Picket lines will be set up at Kaiser Permanente hospitals, medical office buildings and other facilities in California, Colorado, Washington, Oregon, Maryland, Virginia and Washington, D.C. It would be the country’s largest strike since 185,000 Teamsters walked off the job at UPS in 1997.

The 4,200 members of Office and Professional Employees International Union (OPEIU), Local 30 voted between Sept. 16 and Sept. 20 to approve an unfair labor practices strike. Of those OPEIU Local 30 members casting ballots, 98 percent voted in support of the action. 

Jobs affected by the strike include optometrists, clinical laboratory scientists, respiratory and x-ray technicians, licensed vocational nurses, certified nursing assistants, surgical technicians, pharmacy technicians, phlebotomists, medical assistants and housekeepers, among hundreds of other positions.

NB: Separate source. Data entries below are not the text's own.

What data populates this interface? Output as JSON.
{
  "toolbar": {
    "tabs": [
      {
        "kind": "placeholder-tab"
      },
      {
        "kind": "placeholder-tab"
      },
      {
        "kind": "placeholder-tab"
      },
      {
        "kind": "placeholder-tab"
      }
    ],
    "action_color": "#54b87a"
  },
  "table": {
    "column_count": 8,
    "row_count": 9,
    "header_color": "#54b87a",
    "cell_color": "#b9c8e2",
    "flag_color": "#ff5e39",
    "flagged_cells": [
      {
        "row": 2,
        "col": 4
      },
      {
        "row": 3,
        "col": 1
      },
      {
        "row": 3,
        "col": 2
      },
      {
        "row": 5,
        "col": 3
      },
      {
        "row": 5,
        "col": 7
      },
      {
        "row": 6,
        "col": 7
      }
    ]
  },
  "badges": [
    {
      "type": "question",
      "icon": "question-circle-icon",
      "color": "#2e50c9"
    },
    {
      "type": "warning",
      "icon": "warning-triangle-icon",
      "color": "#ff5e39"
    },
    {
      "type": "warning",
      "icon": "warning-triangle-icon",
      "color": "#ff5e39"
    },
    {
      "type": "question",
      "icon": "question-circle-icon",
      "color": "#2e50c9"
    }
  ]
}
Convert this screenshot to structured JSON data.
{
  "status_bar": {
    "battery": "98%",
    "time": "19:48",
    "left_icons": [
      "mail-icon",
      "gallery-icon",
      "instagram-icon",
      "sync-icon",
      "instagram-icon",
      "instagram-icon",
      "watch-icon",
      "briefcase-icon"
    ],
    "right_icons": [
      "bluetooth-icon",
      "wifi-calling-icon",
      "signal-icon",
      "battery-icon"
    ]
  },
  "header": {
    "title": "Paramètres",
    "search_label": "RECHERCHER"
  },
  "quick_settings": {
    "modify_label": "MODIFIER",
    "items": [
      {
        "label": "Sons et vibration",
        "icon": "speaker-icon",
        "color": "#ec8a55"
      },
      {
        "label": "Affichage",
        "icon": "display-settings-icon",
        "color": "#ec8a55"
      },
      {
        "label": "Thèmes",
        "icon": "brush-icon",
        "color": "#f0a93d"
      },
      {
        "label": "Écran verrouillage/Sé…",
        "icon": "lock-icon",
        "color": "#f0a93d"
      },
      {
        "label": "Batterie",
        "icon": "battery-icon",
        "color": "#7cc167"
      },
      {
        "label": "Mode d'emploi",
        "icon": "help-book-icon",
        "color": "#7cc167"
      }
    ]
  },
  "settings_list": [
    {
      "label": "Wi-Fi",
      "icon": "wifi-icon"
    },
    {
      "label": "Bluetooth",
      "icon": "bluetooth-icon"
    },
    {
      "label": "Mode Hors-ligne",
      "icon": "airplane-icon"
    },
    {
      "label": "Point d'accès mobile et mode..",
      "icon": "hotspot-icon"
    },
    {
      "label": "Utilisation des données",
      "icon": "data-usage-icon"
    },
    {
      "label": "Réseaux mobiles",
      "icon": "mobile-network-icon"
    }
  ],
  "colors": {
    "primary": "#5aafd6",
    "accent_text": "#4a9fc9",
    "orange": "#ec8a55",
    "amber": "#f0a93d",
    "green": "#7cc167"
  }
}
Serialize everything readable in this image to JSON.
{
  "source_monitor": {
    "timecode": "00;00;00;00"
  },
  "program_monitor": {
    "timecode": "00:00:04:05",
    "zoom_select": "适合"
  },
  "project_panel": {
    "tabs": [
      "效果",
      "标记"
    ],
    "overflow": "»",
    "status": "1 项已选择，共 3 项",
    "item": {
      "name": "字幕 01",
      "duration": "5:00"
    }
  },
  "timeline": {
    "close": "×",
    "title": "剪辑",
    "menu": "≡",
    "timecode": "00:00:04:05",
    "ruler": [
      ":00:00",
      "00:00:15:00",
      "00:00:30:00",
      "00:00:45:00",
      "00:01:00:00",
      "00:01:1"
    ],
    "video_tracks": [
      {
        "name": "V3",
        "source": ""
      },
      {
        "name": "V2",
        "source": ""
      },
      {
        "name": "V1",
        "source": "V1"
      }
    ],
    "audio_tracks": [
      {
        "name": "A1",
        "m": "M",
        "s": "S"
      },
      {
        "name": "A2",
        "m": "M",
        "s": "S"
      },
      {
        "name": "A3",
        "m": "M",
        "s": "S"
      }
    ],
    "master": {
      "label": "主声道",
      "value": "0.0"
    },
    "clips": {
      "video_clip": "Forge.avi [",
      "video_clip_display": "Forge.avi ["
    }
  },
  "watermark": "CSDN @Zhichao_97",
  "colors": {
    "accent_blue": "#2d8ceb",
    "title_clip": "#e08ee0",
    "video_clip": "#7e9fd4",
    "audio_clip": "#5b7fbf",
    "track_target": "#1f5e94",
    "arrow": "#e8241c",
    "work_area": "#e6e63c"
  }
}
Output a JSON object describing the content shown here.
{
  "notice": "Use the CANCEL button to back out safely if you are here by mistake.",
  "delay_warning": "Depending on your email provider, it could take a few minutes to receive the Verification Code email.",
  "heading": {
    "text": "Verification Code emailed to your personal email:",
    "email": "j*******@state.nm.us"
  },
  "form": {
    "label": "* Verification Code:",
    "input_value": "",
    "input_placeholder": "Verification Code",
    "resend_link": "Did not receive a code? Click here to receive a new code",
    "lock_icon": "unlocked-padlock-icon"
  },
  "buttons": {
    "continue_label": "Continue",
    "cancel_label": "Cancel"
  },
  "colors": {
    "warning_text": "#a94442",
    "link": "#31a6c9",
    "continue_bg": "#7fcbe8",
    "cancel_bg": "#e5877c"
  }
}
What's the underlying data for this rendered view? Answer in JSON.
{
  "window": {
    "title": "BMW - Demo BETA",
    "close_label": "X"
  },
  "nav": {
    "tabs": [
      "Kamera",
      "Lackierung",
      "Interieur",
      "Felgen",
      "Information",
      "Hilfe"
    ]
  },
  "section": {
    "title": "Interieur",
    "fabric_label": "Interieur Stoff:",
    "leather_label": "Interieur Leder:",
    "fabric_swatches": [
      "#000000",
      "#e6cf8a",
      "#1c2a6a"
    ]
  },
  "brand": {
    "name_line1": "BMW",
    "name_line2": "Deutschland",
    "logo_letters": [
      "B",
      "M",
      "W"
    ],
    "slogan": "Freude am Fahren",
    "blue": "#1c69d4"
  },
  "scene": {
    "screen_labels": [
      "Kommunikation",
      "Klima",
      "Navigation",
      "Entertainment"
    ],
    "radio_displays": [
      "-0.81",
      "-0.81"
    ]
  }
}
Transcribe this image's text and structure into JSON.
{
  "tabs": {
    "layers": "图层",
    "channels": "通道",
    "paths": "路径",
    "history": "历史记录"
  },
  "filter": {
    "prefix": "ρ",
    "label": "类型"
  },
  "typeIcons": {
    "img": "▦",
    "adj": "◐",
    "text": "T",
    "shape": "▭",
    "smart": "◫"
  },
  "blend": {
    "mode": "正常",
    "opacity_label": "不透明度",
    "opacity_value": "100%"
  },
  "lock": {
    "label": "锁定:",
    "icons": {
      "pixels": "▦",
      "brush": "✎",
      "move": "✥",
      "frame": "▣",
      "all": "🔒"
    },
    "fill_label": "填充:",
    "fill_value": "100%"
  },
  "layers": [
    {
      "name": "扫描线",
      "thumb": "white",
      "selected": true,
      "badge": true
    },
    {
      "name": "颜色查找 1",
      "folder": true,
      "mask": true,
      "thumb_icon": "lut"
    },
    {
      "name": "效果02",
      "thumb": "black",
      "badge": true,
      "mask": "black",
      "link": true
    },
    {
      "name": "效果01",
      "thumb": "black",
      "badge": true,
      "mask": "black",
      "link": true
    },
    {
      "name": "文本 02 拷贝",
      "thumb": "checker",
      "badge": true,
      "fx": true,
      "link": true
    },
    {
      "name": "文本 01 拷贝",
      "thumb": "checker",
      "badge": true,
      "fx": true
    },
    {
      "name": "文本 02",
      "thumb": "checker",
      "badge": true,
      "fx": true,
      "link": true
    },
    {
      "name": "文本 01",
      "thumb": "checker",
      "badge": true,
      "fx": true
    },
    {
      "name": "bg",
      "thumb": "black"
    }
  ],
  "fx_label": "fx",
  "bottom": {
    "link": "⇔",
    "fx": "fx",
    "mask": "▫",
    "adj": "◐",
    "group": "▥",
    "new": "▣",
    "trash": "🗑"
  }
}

Workers are trying to negotiate a new National Agreement that they say would restore a true worker-management partnership; ensure safe staffing and compassionate use of technology; build the workforce of the future to deal with major projected shortages of licensed and accredited staff in the coming years and protect middle-class jobs with wages and benefits that can support families.

The workers’ national contract expired Sept. 30, 2018, and in December 2018 the National Labor Relations Board charged Kaiser Permanente with failing to bargain in good faith. Since then, Kaiser has continued to commit unfair labor practices.  

As a non-profit entity, Kaiser Permanente is supposed to serve the public interest in exchange for not paying income taxes and little to nothing in property taxes – an estimated tax break of more than $2.3 billion over the last two years. Workers claim that in recent years, the corporation has departed from its community-oriented mission by piling up profits and reserves, raising rates on patients and enriching top executives.